In recent candid roundtable at The Hollywood Reporter, stylists for stars like Zendaya, Allison Janney, and Mary J. Blige talk about the misconceptions outsiders have of their industry.
The stylists —which include Jason Bolden, Law Roach, Tara Swennen, Ilaria Urbinati, and Jeanne Yang—talk about what it was like to find out that actresses were only doing black dresses for the Golden Globes in solidarity with Time’s Up:
SWENNEN: We were all in panic mode.
YANG: We were all on text chains.
BOLDEN: It was the first time everyone banded together.
URBINATI: I had a custom tux made for one of my clients for the BAFTA Awards that we couldn’t end up using because we had to do black at the last minute. For the BAFTAs, they made an announcement. But with the Globes, I had publicists calling me, “Are the men wearing black? Do you have to wear a black tux shirt?”
SWENNEN: It was a decision that was made very late in the game. Allison Janney’s Mario Dice dress had a little white beading, and she was very fearful. In the end, I said that I didn’t want that to impede our creativity. So we did it, and it was one thing that set her apart at the Globes.
They also talk about how most people don’t really understand what stylists do or how they make money (some say they actually lose money on the job, because they may only get $1,000 per look from a studio that doesn’t factor in alterations, shipping, assistant salaries, etc.) And god forbid you have a client who is bigger than a sample size. Here’s the group on the biggest misconceptions about what their job entails:
SWENNEN [That we] just shop.
URBINATI Thinking we just show up and put clothes on people, that we snap our fingers and there are our favorite looks. They don’t understand the item you see go down the runway is the only one in the world.
BOLDEN And it’s circulating …
URBINATI … at trunk shows, to editorial shoots at Vogue or Elle. It really has almost nothing to do with what dress you think is best. The dress has to be available at the time you need it, the fashion house has to want to lend it to that particular client, then it has to come, it has to fit, and they have to like it.

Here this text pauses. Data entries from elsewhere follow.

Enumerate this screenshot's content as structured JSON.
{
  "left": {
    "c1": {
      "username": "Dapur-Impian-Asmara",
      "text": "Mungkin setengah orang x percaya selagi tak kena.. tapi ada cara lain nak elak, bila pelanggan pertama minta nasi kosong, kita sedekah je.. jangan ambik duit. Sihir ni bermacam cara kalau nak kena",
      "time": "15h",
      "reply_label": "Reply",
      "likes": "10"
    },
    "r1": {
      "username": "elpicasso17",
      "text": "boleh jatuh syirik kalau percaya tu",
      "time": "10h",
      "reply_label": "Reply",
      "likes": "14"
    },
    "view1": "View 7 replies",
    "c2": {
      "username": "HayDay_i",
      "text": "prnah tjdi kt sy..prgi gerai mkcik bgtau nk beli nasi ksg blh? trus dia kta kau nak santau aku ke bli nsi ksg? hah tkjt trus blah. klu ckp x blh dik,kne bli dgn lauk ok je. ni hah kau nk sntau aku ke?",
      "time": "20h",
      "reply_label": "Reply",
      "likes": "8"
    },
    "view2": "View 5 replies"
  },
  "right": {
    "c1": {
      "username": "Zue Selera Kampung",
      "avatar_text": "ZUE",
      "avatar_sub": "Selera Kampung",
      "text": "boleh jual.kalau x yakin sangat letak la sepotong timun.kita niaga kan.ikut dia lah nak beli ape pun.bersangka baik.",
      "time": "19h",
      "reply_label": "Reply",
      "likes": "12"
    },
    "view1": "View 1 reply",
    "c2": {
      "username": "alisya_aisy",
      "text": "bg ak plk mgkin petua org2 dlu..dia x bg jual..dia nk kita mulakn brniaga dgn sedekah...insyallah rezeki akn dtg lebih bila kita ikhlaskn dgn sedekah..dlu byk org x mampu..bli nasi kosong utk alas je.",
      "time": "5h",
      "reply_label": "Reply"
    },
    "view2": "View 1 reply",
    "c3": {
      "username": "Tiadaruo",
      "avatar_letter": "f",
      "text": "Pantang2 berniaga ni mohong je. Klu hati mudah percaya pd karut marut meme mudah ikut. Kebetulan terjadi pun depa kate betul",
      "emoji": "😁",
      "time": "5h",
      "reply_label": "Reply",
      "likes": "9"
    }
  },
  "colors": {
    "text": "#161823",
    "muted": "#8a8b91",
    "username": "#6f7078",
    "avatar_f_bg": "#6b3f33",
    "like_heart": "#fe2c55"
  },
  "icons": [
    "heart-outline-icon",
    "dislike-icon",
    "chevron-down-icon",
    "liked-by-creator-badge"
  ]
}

The full-length roundtable is illuminating, especially as celebrity styling is beginning to transition into more off the carpet jobs. As highlighted in a recent New York Times story, the red carpet walk has been replaced by the walk from the car to Starbucks, with jobs for day stylists on the rise, something that gets touched on in the roundtable, too. “Those samples could all be going to the airport on a Jenner and it’s game over,” Swennen says.